We can easily drill down by clicking on a field, to see the details of the individual fields including the actual, technical field names.

Using Safyr we can easily create subject areas for other personal data fields: such as name, telephone number, credit card number, and so on; and merge these into a consolidated Personal Data list for further analysis.

These consolidated sets can be make visible to a broader audience by importing these into your enterprise data modelling, metadata or datagovernance tool (such as Collibra, Infogix, Informatica etc)

Or you can simply share via Excel – making this valuable information accessible to your PoPIA team.

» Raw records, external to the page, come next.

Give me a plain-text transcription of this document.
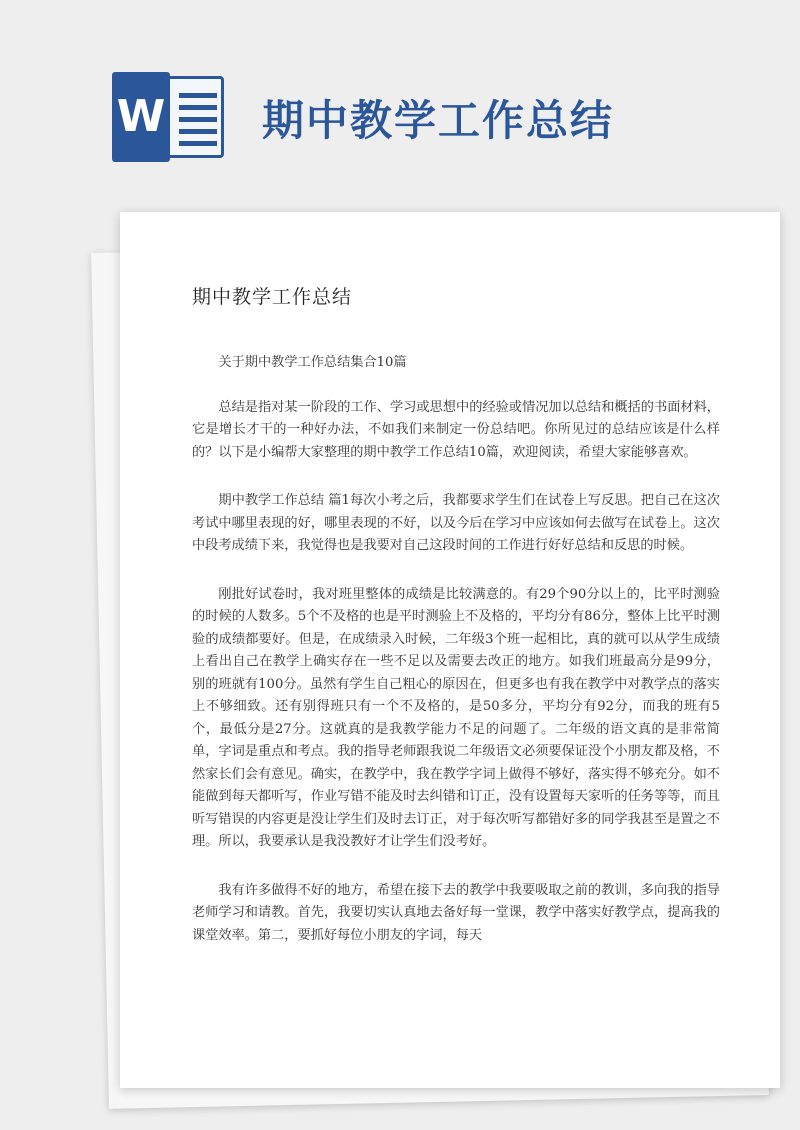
W 期中教学工作总结
期中教学工作总结

关于期中教学工作总结集合10篇

总结是指对某一阶段的工作、学习或思想中的经验或情况加以总结和概括的书面材料，它是增长才干的一种好办法，不如我们来制定一份总结吧。你所见过的总结应该是什么样的？以下是小编帮大家整理的期中教学工作总结10篇，欢迎阅读，希望大家能够喜欢。

期中教学工作总结 篇1每次小考之后，我都要求学生们在试卷上写反思。把自己在这次考试中哪里表现的好，哪里表现的不好，以及今后在学习中应该如何去做写在试卷上。这次中段考成绩下来，我觉得也是我要对自己这段时间的工作进行好好总结和反思的时候。

刚批好试卷时，我对班里整体的成绩是比较满意的。有29个90分以上的，比平时测验的时候的人数多。5个不及格的也是平时测验上不及格的，平均分有86分，整体上比平时测验的成绩都要好。但是，在成绩录入时候，二年级3个班一起相比，真的就可以从学生成绩上看出自己在教学上确实存在一些不足以及需要去改正的地方。如我们班最高分是99分，别的班就有100分。虽然有学生自己粗心的原因在，但更多也有我在教学中对教学点的落实上不够细致。还有别得班只有一个不及格的，是50多分，平均分有92分，而我的班有5个，最低分是27分。这就真的是我教学能力不足的问题了。二年级的语文真的是非常简单，字词是重点和考点。我的指导老师跟我说二年级语文必须要保证没个小朋友都及格，不然家长们会有意见。确实，在教学中，我在教学字词上做得不够好，落实得不够充分。如不能做到每天都听写，作业写错不能及时去纠错和订正，没有设置每天家听的任务等等，而且听写错误的内容更是没让学生们及时去订正，对于每次听写都错好多的同学我甚至是置之不理。所以，我要承认是我没教好才让学生们没考好。

我有许多做得不好的地方，希望在接下去的教学中我要吸取之前的教训，多向我的指导老师学习和请教。首先，我要切实认真地去备好每一堂课，教学中落实好教学点，提高我的课堂效率。第二，要抓好每位小朋友的字词，每天
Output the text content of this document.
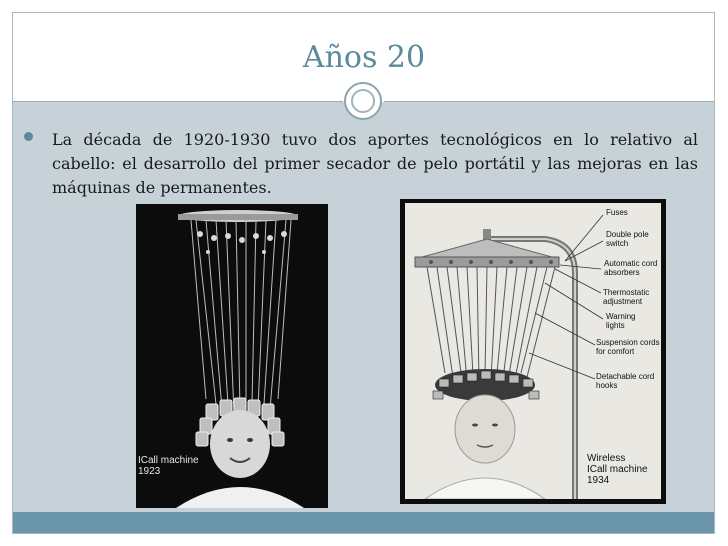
Años 20
La década de 1920-1930 tuvo dos aportes tecnológicos en lo relativo al cabello: el desarrollo del primer secador de pelo portátil y las mejoras en las máquinas de permanentes.
ICall machine
1923
Fuses
Double pole switch
Automatic cord absorbers
Thermostatic adjustment
Warning lights
Suspension cords for comfort
Detachable cord hooks
Wireless
ICall machine
1934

Finding personal data is the first step

Identifying where personal data is found is just one of the steps needed in operationalising PoPIA. Safyr helps by providing a business friendly view of your commercial ERP or CRM platform, applying appropriate filters and allowing you to make good decisions.

As with any data project, PoPIA compliance cannot be seen a as a one-time job. Safyr removes your dependence on the ERP development team, and helps you to monitor changes to how you store personal data overtime, as your ERP or CRM is extended to meet evolving requirements.